I began recording our journey through the process of assessment for an ASD (or something like it) over a month ago but the time has never been right to continue it. I can’t finish it because we’re not at the end but we’re getting very close to the end of this stage.
A month or two after our speech and language triage appointment we made our first trip to the Southbank Centre in Glasgow. It’s a child development centre and houses lots of different specialists for many different childhood conditions in one place. There, our son was to do a series of standardised development checks and take his medical history – something I can now recite as well as I can recite “The Sair Finger“. He scored well for almost everything, particularly his language – no surprise there because he verbalises everything. The only area he scored below his age was his ability to care for himself – he finds cutlery and dressing himself a challenge, though he’s really coming on.
The registrar we saw didn’t feel he needed to see an Occupational Therapist – the one thing I was sure he did – and didn’t know if he needed an ASD referral either, but as a registrar she had to confer with her consultant. The next day she called to confirm he was now on the waiting list for both. To be honest, she hadn’t filled us with confidence.
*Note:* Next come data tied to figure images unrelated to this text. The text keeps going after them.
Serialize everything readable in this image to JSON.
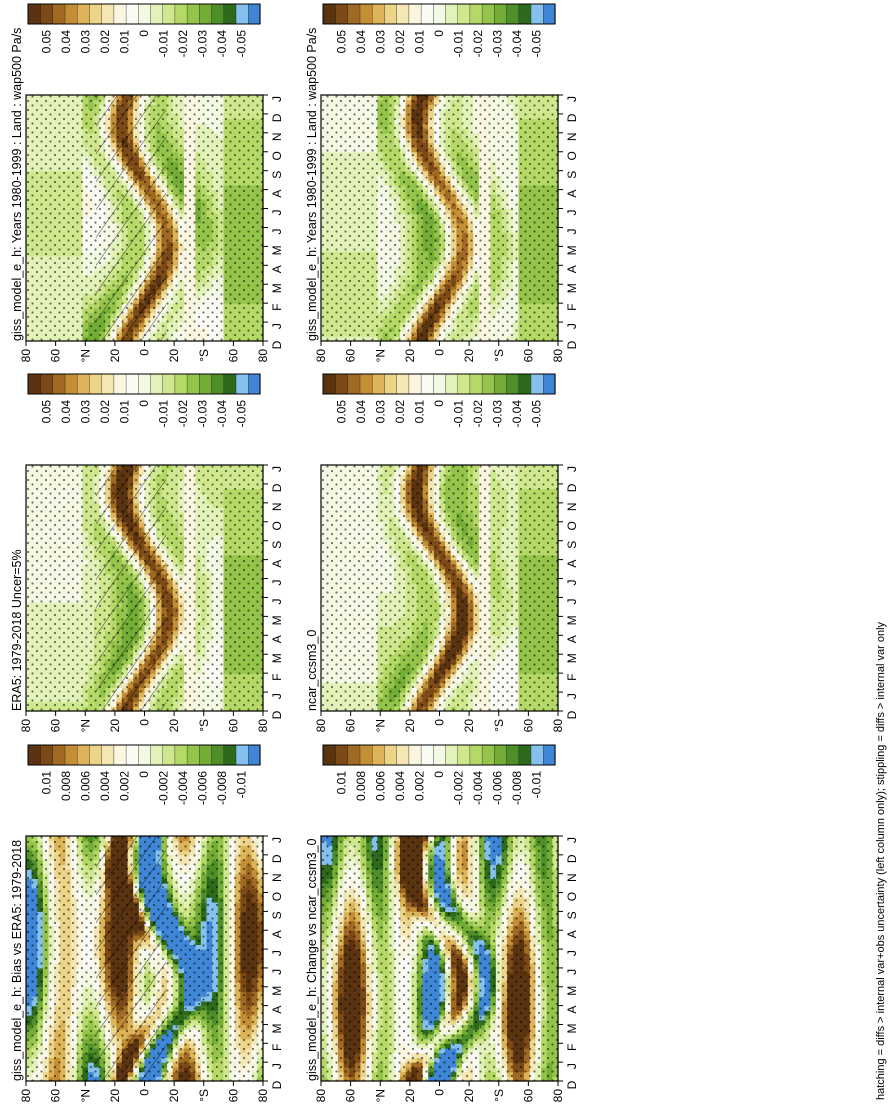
{
  "footer": "hatching = diffs > internal var+obs uncertainty (left column only); stippling = diffs > internal var only",
  "months": [
    "D",
    "J",
    "F",
    "M",
    "A",
    "M",
    "J",
    "J",
    "A",
    "S",
    "O",
    "N",
    "D",
    "J"
  ],
  "lat_labels": [
    "80",
    "60",
    "°N",
    "20",
    "0",
    "20",
    "°S",
    "60",
    "80"
  ],
  "palette": [
    "#3f87d6",
    "#85c1ef",
    "#2e6a1b",
    "#4f8f2a",
    "#74ad36",
    "#95c44b",
    "#b5d967",
    "#cfe88d",
    "#e3f2b8",
    "#f3f9e2",
    "#fbfbf6",
    "#fbf6e0",
    "#f4e7b3",
    "#ecd489",
    "#ddb458",
    "#c48f34",
    "#a06a22",
    "#7c4a16",
    "#5a3310"
  ],
  "cb_labels_main": [
    "0.05",
    "0.04",
    "0.03",
    "0.02",
    "0.01",
    "0",
    "-0.01",
    "-0.02",
    "-0.03",
    "-0.04",
    "-0.05"
  ],
  "cb_labels_diff": [
    "0.01",
    "0.008",
    "0.006",
    "0.004",
    "0.002",
    "0",
    "-0.002",
    "-0.004",
    "-0.006",
    "-0.008",
    "-0.01"
  ],
  "panels": [
    {
      "title": "giss_model_e_h: Years 1980-1999 : Land : wap500 Pa/s",
      "cb": "main",
      "hatch": true
    },
    {
      "title": "giss_model_e_h: Years 1980-1999 : Land : wap500 Pa/s",
      "cb": "main",
      "hatch": false
    },
    {
      "title": "ERA5: 1979-2018 Uncer=5%",
      "cb": "main",
      "hatch": true
    },
    {
      "title": "ncar_ccsm3_0",
      "cb": "main",
      "hatch": false
    },
    {
      "title": "giss_model_e_h: Bias vs ERA5: 1979-2018",
      "cb": "diff",
      "hatch": true
    },
    {
      "title": "giss_model_e_h: Change vs ncar_ccsm3_0",
      "cb": "diff",
      "hatch": false
    }
  ]
}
And there we stagnated for months. Gone was the flurry of appointments, the sense of movement. Summer came and went and still not even any word from the speech therapists who had gave us an estimated waiting time of 6 months. We were so frustrated when this passed. I called to find out why, because I was worried I’d missed an opt-in letter. No – I hadn’t lost a letter (maybe just my mind), they had “lost” staff and the wait had been extended to around 10 months. Sometimes I feel like they hope to make you wait as long as possible in case your child grows out of it. This is great if they do but frustrating if your child does actually need support and won’t just grow out of it.
In the meantime, the educational psychologist was back in the nursery. This time, she stopped me in the reception of the nursery where she told me she couldn’t talk to me because we needed an “emergency meeting about schools” and then proceeded to tell me (in front of passing parents) that she had no idea where the suggestion of dyspraxia came from, he clearly had Asperger’s, and that his bad behaviour was because we were giving him too many choices – when had she ever even spoken to us about our parenting strategies?! She was quite confrontational about it all and I was too taken aback to make much response. She decreed that we would need to wait on the results of his next appointment with the Southbank Centre, due within a month.
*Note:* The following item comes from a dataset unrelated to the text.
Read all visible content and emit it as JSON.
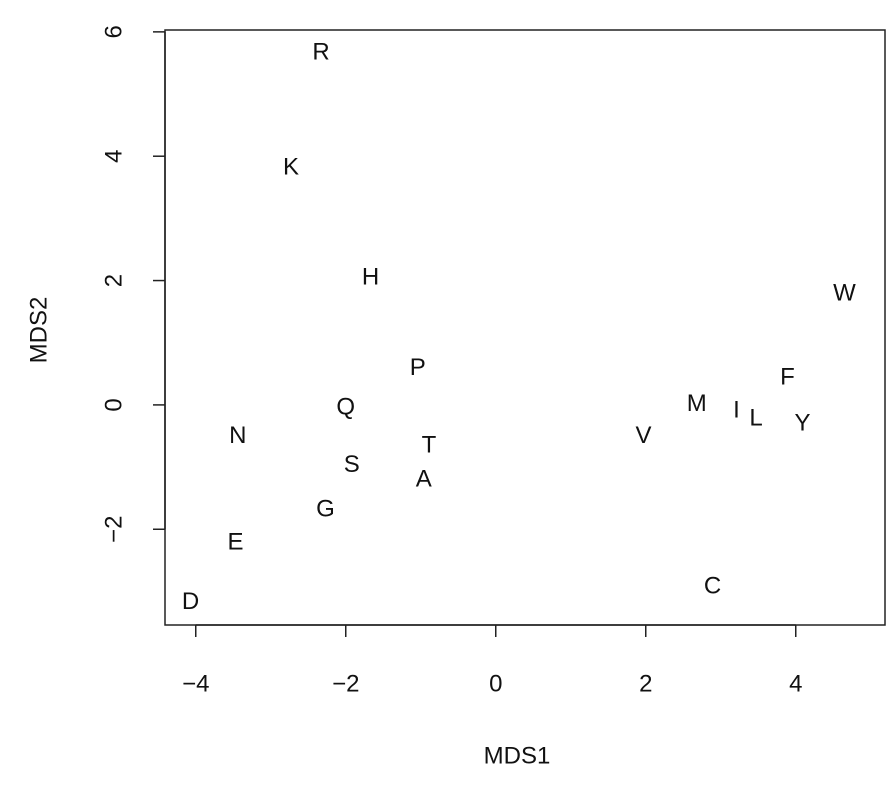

When we next rolled up at the centre we had a new consultant to speak to so we had the medical history to recap. She didn’t feel there was any need to redo the same tests again but she did do some more. She confirmed that he still had some issues with laterality and with his ability to make his hands do what hers were doing, and she made suggestions of strategies that could be employed by nursery/school. At last! The actual diagnosis my son does/doesn’t end up with is not particularly relevant – what we need are ways to help him cope best with school.
The “emergency meeting” with the psychologist failed to materialise but we did unexpectedly reach the top of the speech therapy list!